“I'm not reading it to you again,” I said, glancing up from my cell to look at my kid sister, Faith.
She looked back at me, her eyes scrunching along with her forehead.
“You never even read it to me the first time.”
“Yeah, well, I don't want to poison your mind.”
And happily ever--”
My eyes rolled fast enough to pop out of my skull, so I dropped my phone onto my lap.
Time to slap some sense into her.
“What do you think happens after the end of the book?” I asked.
“What do you mean?
The end is the end.”
“Does the princess die on the last page?”
“Then it's not the end.”
She sat up a little straighter, her back against the headboard.
I could see her legs fold beneath her purple-hearted blankets.
“Well then what happens after?”
I leaned forward, elbows on my knees, and the words flowed freely, like an actress delivering prepared lines.
“The princess gets pregnant.
She pops out two little babies, even though she can barely afford one.
She stays up late and gets up early, feeding the kids and changing their diapers and doing everything else moms do until her prince gets home.
Except one time, he doesn't come home.
He's not dead or anything.
Just deadbeat and drugged up.” I sat back, clicking my tongue.
“And then the princess kills herself.”
She looked down, licked her lips, doing whatever she could to extend the silence.
Then she asked, “Isn't that what happened to mom?”
“That's what happened to mom.” I grabbed her book and tucked it under my armpit as I got up.
“And it's what'll happen to you too if you keep reading this trash.”
I placed a light kiss on her forehead, turned off the lights, and walked into the hall.
The house had three bathrooms, three bedrooms, and extra rooms for exercise equipment and art projects, but I could still hear the springs of my aunt's mattress from the floor below.
At least, I usually could.
On any other night, I'd hear phantom moans, and I'd try to guess whether the man was another stranger from the bar, or her office, or her spin class.
Even if she picked him up off the side of the street, I wouldn't judge.
In fact, I wanted to be like her.
A new guy every night with no chance for heartbreak?
But tonight was different.
Tonight, she was waiting for me outside of my sister's room, fidgeting with her necklace.
She must've been listening through the door.
"Honey, we need to talk," she said.
"Are you breaking up with me?" I asked, trying to get a laugh.
It didn't work.
She just took my hand in hers (Odd.
My sister and I were lucky if we could get a hug out of her, or even a "good job" after we came home with all A's.
She never expressed emotion.), and led me to the living room.
After I sat on the couch, she opened up the top of our coffee table and pulled out a book.
She tossed it onto my lap, on top of the popup book I was still holding.
I flipped it to the first page.
It was a picture of her, at least twenty years earlier, kissing a redheaded man on the cheek.
"What?" I asked, intrigued.
"Do you actually keep pictures of all the guys you've banged?"
The next page held pictures of her and the same man.

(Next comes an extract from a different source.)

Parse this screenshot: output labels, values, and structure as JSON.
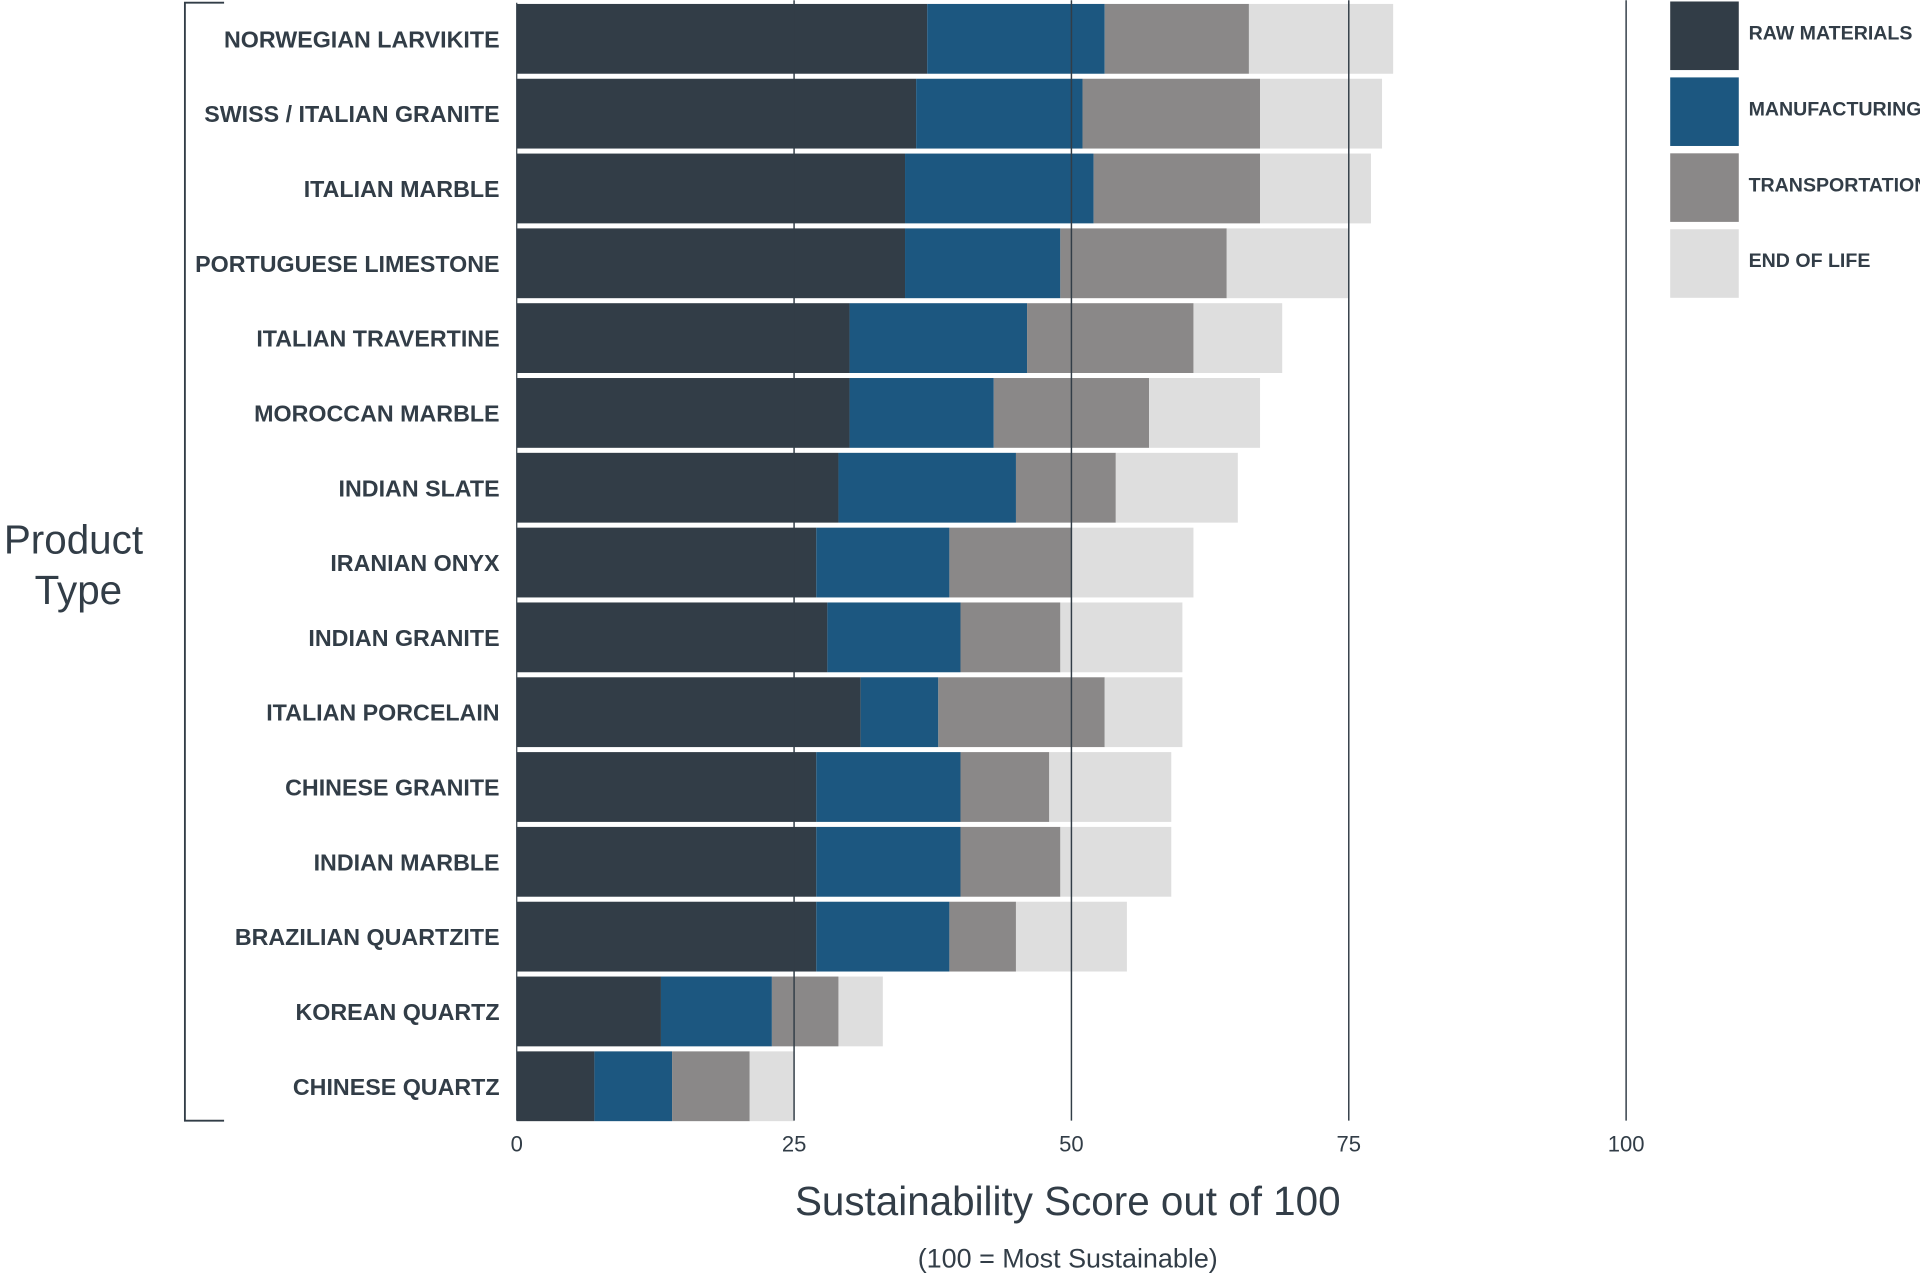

So did the page after that.
And the page after that.
"Did you actually have a boyfriend back then?" I asked.
I'd just assumed she'd always been a party girl.
"I did," she said.
"Let me guess.
You loved him, but he cheated on you?
Or maybe slapped you around?"
She grabbed the book from me.
"You see, that's exactly why I'm showing you this." She sighed and ran a hand through her hair.
"The answer is no.
No, he didn't cheat on me or hit me.
He loved me.
He treated me right.
But I was the one who got scared and I left.
I broke his heart."
"It's better to break his heart than to wait for him to break yours."
She sighed again.
I know you've never seen a relationship work out, but some of them do.
I could've stayed with him.
I could've been happy."
"You're happy now.
I mean, you bring home a new hot guy every night."
"It doesn't matter how many people you sleep with.
It matters who you sleep with." She brushed her fingertips over the cover of the scrapbook.
"I wanted a marriage.
But I let my fear keep me away from one, and I never want you girls to do that.
I never want you to be scared to date.
Not all men are your father, and I don't want you to be me."
The last time she had sat me down to chat was when my mother had died.
She never made conversation unless it was important.
Never uttered a word without significance.
That's why I got up, popup book in hand, and said, "Maybe I'll go read this to Faith, then."
That's the end of the story! Hope you liked it!